During one of his weekly televsion broadcasts in January, President Rafael Correa had questioned why the U.S. had military personnel in Ecuador, attached to the embassy. “Ecuador doesn’t have military troops in the U.S. and I don’t see why they should have them here,” he said.
Jeffrey Weinshenker, a spokesman for the U.S. Embassy, confirmed on Thursday that the Ecuadorian government had ordered U.S. military personnel out of the country.
Weinshenker said the military group included 20 Department of Defense employees, not all of them uniformed, and that Washington had provided $7 million in security assistance to Ecuador last year, including technical training for maintaining aircraft and cooperation in combatting drug trafficking, human trafficking and terrorism.
Weinshenker said U.S. military cooperation in Ecuador dates back four decades and that “all the activities we have carried out have had the explicit approval of our Ecuadorean counterparts.”

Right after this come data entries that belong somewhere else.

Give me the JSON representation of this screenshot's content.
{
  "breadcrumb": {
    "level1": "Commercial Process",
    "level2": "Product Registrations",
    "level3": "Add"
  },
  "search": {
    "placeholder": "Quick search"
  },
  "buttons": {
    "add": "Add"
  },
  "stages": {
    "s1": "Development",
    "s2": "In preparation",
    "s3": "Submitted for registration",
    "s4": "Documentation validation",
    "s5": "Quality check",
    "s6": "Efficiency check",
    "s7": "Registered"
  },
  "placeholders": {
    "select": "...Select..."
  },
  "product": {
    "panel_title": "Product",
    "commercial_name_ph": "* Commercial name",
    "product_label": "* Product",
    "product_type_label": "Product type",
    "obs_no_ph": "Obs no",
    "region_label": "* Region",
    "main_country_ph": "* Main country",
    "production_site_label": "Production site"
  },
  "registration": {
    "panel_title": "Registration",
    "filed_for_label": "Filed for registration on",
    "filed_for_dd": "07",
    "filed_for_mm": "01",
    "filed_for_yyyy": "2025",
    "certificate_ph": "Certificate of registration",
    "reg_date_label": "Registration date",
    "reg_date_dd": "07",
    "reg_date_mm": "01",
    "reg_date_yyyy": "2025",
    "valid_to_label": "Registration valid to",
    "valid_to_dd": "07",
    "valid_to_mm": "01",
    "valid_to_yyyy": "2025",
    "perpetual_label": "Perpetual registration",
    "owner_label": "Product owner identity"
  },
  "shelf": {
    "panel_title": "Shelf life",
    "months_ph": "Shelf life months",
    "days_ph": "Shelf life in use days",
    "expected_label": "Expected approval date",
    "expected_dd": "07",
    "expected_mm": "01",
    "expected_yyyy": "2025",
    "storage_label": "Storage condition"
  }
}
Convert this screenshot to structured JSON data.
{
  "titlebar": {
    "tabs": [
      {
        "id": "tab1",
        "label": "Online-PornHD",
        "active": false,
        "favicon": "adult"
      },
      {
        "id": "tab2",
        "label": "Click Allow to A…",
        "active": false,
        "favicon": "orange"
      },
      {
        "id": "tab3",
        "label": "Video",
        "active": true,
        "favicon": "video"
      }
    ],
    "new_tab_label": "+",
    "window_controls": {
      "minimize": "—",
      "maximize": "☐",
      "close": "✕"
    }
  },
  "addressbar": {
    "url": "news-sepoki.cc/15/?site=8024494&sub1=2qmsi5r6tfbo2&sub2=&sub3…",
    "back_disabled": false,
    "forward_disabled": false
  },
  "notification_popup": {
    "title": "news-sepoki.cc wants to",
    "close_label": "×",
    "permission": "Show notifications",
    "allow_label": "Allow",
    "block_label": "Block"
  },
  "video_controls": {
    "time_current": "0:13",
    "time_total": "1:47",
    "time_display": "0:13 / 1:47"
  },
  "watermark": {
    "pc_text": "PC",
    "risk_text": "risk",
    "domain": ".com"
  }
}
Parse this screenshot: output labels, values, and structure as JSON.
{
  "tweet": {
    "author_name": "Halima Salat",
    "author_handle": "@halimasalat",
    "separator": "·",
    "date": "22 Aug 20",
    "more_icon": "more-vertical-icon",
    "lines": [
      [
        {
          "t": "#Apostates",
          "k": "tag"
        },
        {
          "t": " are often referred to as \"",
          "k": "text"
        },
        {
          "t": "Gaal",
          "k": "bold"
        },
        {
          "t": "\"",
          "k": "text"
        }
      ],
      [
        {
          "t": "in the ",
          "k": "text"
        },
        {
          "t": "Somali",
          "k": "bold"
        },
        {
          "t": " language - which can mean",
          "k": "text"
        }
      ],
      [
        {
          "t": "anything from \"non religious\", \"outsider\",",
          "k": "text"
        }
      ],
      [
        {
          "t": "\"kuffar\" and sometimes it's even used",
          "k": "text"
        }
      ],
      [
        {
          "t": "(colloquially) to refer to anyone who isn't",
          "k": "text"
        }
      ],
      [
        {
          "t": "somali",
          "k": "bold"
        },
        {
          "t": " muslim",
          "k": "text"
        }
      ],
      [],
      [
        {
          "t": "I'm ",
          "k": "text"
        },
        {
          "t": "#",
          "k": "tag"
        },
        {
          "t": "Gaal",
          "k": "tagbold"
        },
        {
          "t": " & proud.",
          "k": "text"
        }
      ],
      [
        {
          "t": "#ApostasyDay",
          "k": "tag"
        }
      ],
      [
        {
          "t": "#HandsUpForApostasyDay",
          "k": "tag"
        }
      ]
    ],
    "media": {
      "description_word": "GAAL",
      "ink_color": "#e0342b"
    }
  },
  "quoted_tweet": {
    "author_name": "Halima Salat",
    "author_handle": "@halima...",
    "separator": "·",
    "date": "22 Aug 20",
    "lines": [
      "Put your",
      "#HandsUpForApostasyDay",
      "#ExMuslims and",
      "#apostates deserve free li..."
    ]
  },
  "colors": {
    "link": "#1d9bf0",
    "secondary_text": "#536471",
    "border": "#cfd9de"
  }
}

U.S. relations with Ecuador have been strained in recent years, even before Correa provided asylum in 2012 to WikiLeaks founder Julian Assange, whose organization published troves of leaked U.S. military documents and diplomatic cables highly embarrassing to Washington.
One of Correa’s first acts as president in 2007 was announce that the U.S. lease on a military base in Manta would not be renewed. At the time, it was the only U.S. military base in Latin America.